13人の患者さんにワクチン摂取が行われているが、ワクチンを開始するまでは、一般のメラノーマの治療を行っているので、ハーバードの治験よりは応用範囲が広いだろう。
さて結果だが、期待どおり一人当たり少なくとも選んだ3種類のネオ抗原に対してT細胞の反応が得られている。反応の主体はCD4T細胞で、キラーは誘導しにくい傾向がある。しかし、心配したネオ抗原に対する免疫寛容は問題にはならなかったようだ。ワクチン摂取により、新しいT細胞受容体が誘導されることも確認しており、この方法の有効性が確認されている。
肝心のガンに対する効果だが、13人中8人はワクチン摂取を始めた後は再発を認めていない(1−2年)。
残りの5人はワクチン摂取後も腫瘍が増大したが、一人は抗PD-1抗体治療、一人は抗CTLA4治療に反応してその後再発はない。結局2人はワクチン摂取後に亡くなってしまっているが、臨床効果としては大成功といっていいと思う。
さらに驚くのは、亡くなった一人の患者さんについて失敗の原因を調べ、β2ミクログロブリンの発現が消失しているため、ガンのネオ抗原が免疫系に提示できなくなっていることを示している。

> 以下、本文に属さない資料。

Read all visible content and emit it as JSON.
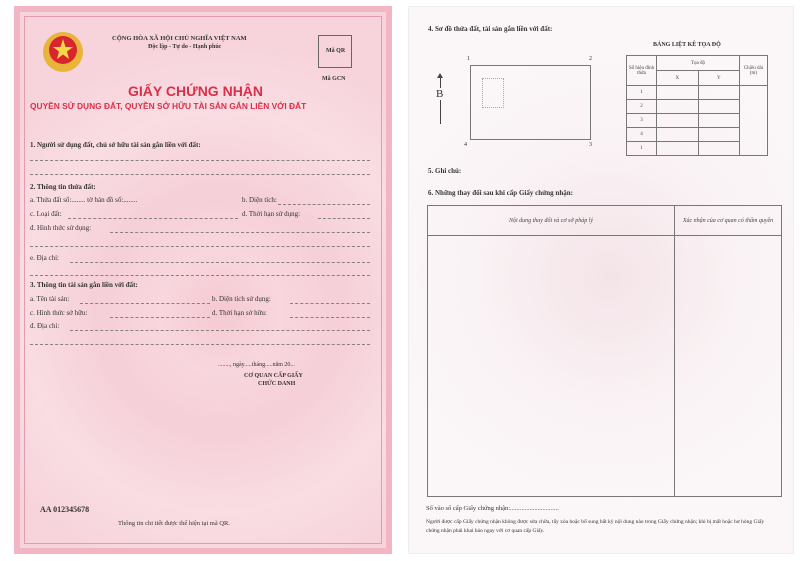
{
  "left_page": {
    "country": "CỘNG HÒA XÃ HỘI CHỦ NGHĨA VIỆT NAM",
    "motto": "Độc lập - Tự do - Hạnh phúc",
    "qr_label": "Mã QR",
    "gcn_label": "Mã GCN",
    "title": "GIẤY CHỨNG NHẬN",
    "subtitle": "QUYỀN SỬ DỤNG ĐẤT, QUYỀN SỞ HỮU TÀI SẢN GẮN LIỀN VỚI ĐẤT",
    "section1": "1. Người sử dụng đất, chủ sở hữu tài sản gắn liền với đất:",
    "section2": "2. Thông tin thửa đất:",
    "s2a": "a. Thửa đất số:........ tờ bản đồ số:........",
    "s2b": "b. Diện tích:",
    "s2c": "c. Loại đất:",
    "s2d1": "d. Thời hạn sử dụng:",
    "s2d2": "đ. Hình thức sử dụng:",
    "s2e": "e. Địa chỉ:",
    "section3": "3. Thông tin tài sản gắn liền với đất:",
    "s3a": "a. Tên tài sản:",
    "s3b": "b. Diện tích sử dụng:",
    "s3c": "c. Hình thức sở hữu:",
    "s3d1": "d. Thời hạn sở hữu:",
    "s3d2": "đ. Địa chỉ:",
    "date": "........, ngày.....tháng.....năm 20...",
    "agency": "CƠ QUAN CẤP GIẤY",
    "position": "CHỨC DANH",
    "serial": "AA 012345678",
    "footer": "Thông tin chi tiết được thể hiện tại mã QR."
  },
  "right_page": {
    "section4": "4. Sơ đồ thửa đất, tài sản gắn liền với đất:",
    "north": "B",
    "corners": [
      "1",
      "2",
      "3",
      "4"
    ],
    "coord_table": {
      "title": "BẢNG LIỆT KÊ TỌA ĐỘ",
      "col_point": "Số hiệu đỉnh thửa",
      "col_coord": "Tọa độ",
      "col_x": "X",
      "col_y": "Y",
      "col_len": "Chiều dài (m)",
      "rows": [
        "1",
        "2",
        "3",
        "4",
        "1"
      ]
    },
    "section5": "5. Ghi chú:",
    "section6": "6. Những thay đổi sau khi cấp Giấy chứng nhận:",
    "changes_table": {
      "col1": "Nội dung thay đổi và cơ sở pháp lý",
      "col2": "Xác nhận của cơ quan có thẩm quyền"
    },
    "register": "Số vào sổ cấp Giấy chứng nhận:..............................",
    "notice": "Người được cấp Giấy chứng nhận không được sửa chữa, tẩy xóa hoặc bổ sung bất kỳ nội dung nào trong Giấy chứng nhận; khi bị mất hoặc hư hỏng Giấy chứng nhận phải khai báo ngay với cơ quan cấp Giấy."
  },
  "colors": {
    "title_red": "#d9304a",
    "page_pink": "#f7d3db"
  }
}
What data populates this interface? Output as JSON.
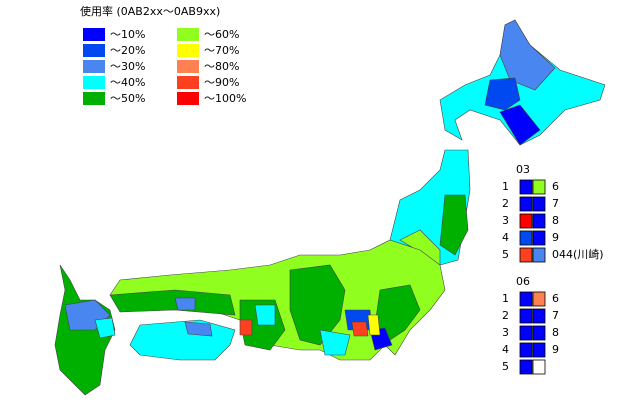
{
  "legend": {
    "title": "使用率 (0AB2xx〜0AB9xx)",
    "items": [
      {
        "label": "〜10%",
        "color": "#0000ff"
      },
      {
        "label": "〜20%",
        "color": "#0048f0"
      },
      {
        "label": "〜30%",
        "color": "#4a86f0"
      },
      {
        "label": "〜40%",
        "color": "#00ffff"
      },
      {
        "label": "〜50%",
        "color": "#00b000"
      },
      {
        "label": "〜60%",
        "color": "#90ff20"
      },
      {
        "label": "〜70%",
        "color": "#ffff00"
      },
      {
        "label": "〜80%",
        "color": "#ff8050"
      },
      {
        "label": "〜90%",
        "color": "#ff4020"
      },
      {
        "label": "〜100%",
        "color": "#ff0000"
      }
    ]
  },
  "panels": [
    {
      "title": "03",
      "rows": [
        {
          "label": "1",
          "colors": [
            "#0000ff",
            "#90ff20"
          ],
          "suffix": "6"
        },
        {
          "label": "2",
          "colors": [
            "#0000ff",
            "#0000ff"
          ],
          "suffix": "7"
        },
        {
          "label": "3",
          "colors": [
            "#ff0000",
            "#0000ff"
          ],
          "suffix": "8"
        },
        {
          "label": "4",
          "colors": [
            "#0048f0",
            "#0000ff"
          ],
          "suffix": "9"
        },
        {
          "label": "5",
          "colors": [
            "#ff4020",
            "#4a86f0"
          ],
          "suffix": "044(川崎)"
        }
      ]
    },
    {
      "title": "06",
      "rows": [
        {
          "label": "1",
          "colors": [
            "#0000ff",
            "#ff8050"
          ],
          "suffix": "6"
        },
        {
          "label": "2",
          "colors": [
            "#0000ff",
            "#0000ff"
          ],
          "suffix": "7"
        },
        {
          "label": "3",
          "colors": [
            "#0000ff",
            "#0000ff"
          ],
          "suffix": "8"
        },
        {
          "label": "4",
          "colors": [
            "#0000ff",
            "#0000ff"
          ],
          "suffix": "9"
        },
        {
          "label": "5",
          "colors": [
            "#0000ff",
            "#ffffff"
          ]
        }
      ]
    }
  ]
}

昨日と今日の研究をまとめると、「ついに個人用ガンワクチンが現実になった」と言っていい。メラノーマと同じように、突然変異の多いガンについてはぜひこの治療法を完成して欲しいと思う。個人用ガンワクチンがうまくいけば、自ずと抗PD-1や抗CTLA4療法の未来も見えるはずだ。 そして次に目指すのは、ネオ抗原特定の的中率を上げることと、新しいインフォーマティックスに基づいて、突然変異の少ないガンにも範囲を広げることだろう。簡単ではないが、我が国でも王道を進む研究者が出てきて欲しいと思う。